The official narrative of the war in Yemen emphasizes the necessity to answer “the call of duty in defense of Arab dignity.” The emir of RAK has defined soldiers who died in service as the “true embodiment of the UAE’s pulsing beat of the Arab and Islamic identity.” Official media strengthen this narrative of sacrifice, with public authorities commonly defining soldiers who have lost their lives as “martyrs.” Observers have noted, “Martyrdom has strengthened UAE society.”

While the official number of casualties is not released by the UAE, royals attend soldiers’ funerals and visit their families across the federation. The names and stories of the martyrs have entered the daily life of Emiratis, especially in the northern emirates. Roads, streets, and mosques take their names—for instance, the road linking RAK and Fujairah was renamed “Martyrs Street” in 2015. During public holidays, such as National Day and Commemoration Day (established in 2015 as Martyrs’ Day), Emirati boys wear combat uniforms to attend military parades and state-sponsored concerts. For these occasions, some schools make uniforms mandatory for boys. 

While the war in Yemen is far from being resolved, the UAE’s military and infrastructural interests in southern Yemen are on the rise. The UAE’s ambitious and military-driven foreign policy will require military manpower to protect these interests for the foreseeable future. This manpower—at least the part made up of Emirati nationals—comes from RAK and other northern emirates, while crucial decisions are made in Abu Dhabi. So far, northern Emiratis have publicly rallied around the UAE flag. Yet the imbalances persist, Al Nahyan’s leadership has been trying to defuse the risky combination of economic inequalities and political Islam by replacing the social reform message with a boosted national military ethos. Abu Dhabi has also aimed to strengthen federal cohesion by ensuring that RAK and the northern emirates are financially dependent on Abu Dhabi, which covers 90 percent of the federal government’s budget. However, at a certain point, RAK and the northern emirates might begin to consider the “funds for soldiers” tradeoff to be unsustainable.
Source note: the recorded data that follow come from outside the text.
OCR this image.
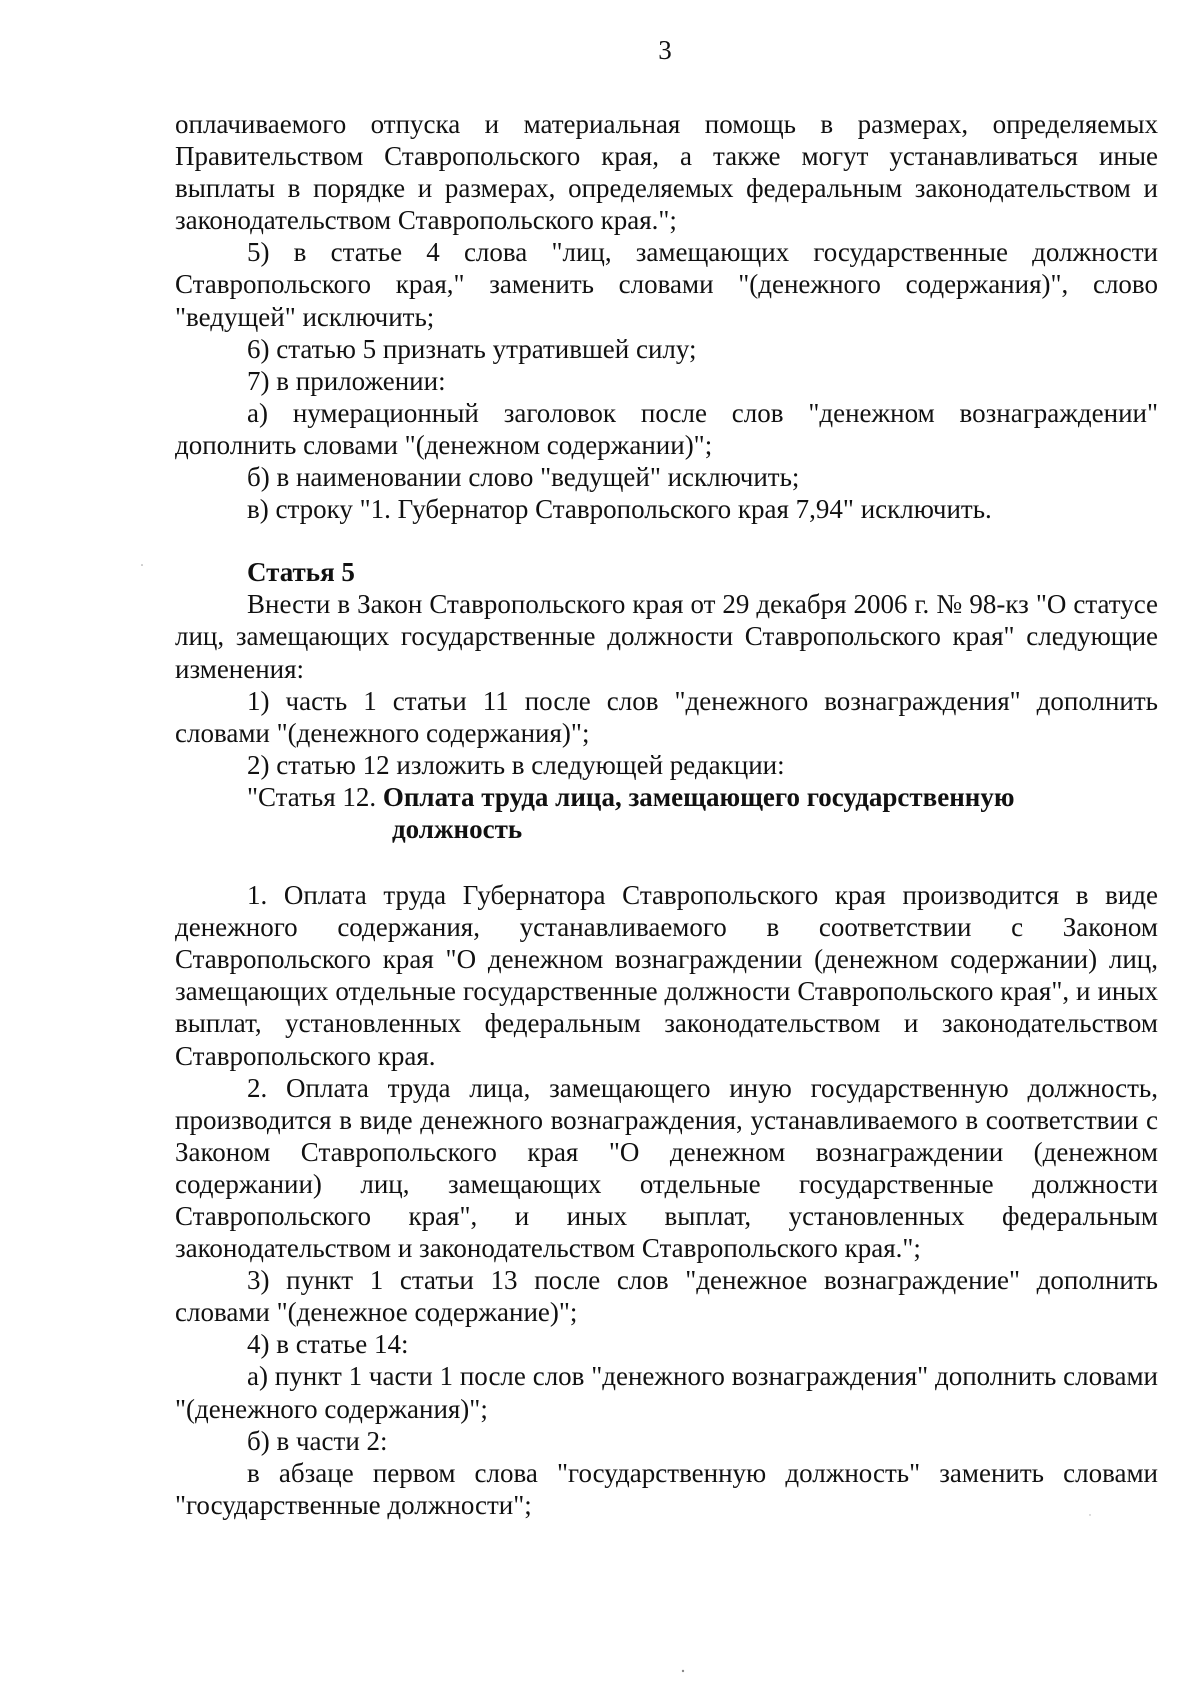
3

оплачиваемого отпуска и материальная помощь в размерах, определяемых Правительством Ставропольского края, а также могут устанавливаться иные выплаты в порядке и размерах, определяемых федеральным законодательством и законодательством Ставропольского края.";

5) в статье 4 слова "лиц, замещающих государственные должности Ставропольского края," заменить словами "(денежного содержания)", слово "ведущей" исключить;

6) статью 5 признать утратившей силу;

7) в приложении:

а) нумерационный заголовок после слов "денежном вознаграждении" дополнить словами "(денежном содержании)";

б) в наименовании слово "ведущей" исключить;

в) строку "1. Губернатор Ставропольского края 7,94" исключить.

Статья 5

Внести в Закон Ставропольского края от 29 декабря 2006 г. № 98-кз "О статусе лиц, замещающих государственные должности Ставропольского края" следующие изменения:

1) часть 1 статьи 11 после слов "денежного вознаграждения" дополнить словами "(денежного содержания)";

2) статью 12 изложить в следующей редакции:

"Статья 12. Оплата труда лица, замещающего государственную
должность

1. Оплата труда Губернатора Ставропольского края производится в виде денежного содержания, устанавливаемого в соответствии с Законом Ставропольского края "О денежном вознаграждении (денежном содержании) лиц, замещающих отдельные государственные должности Ставропольского края", и иных выплат, установленных федеральным законодательством и законодательством Ставропольского края.

2. Оплата труда лица, замещающего иную государственную должность, производится в виде денежного вознаграждения, устанавливаемого в соответствии с Законом Ставропольского края "О денежном вознаграждении (денежном содержании) лиц, замещающих отдельные государственные должности Ставропольского края", и иных выплат, установленных федеральным законодательством и законодательством Ставропольского края.";

3) пункт 1 статьи 13 после слов "денежное вознаграждение" дополнить словами "(денежное содержание)";

4) в статье 14:

а) пункт 1 части 1 после слов "денежного вознаграждения" дополнить словами "(денежного содержания)";

б) в части 2:

в абзаце первом слова "государственную должность" заменить словами "государственные должности";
In the meantime, Abu Dhabi is leading the effort to boost nationalist feelings and avert such a breaking point.

Eleonora Ardemagni is an associate research fellow at the Italian Institute for International Political Studies (ISPI), teaching assistant at the Catholic University of Milan, and an analyst for the NATO Defense College Foundation and Aspen Institute Italia.

1. The Al Nahyan of Abu Dhabi belong to the Bani Yas tribe, part of the same Annazah confederation to which the Al Saud belong, while the al-Qassemi family were coastal merchants with power centers on both the Arab and Persian shores of the Gulf.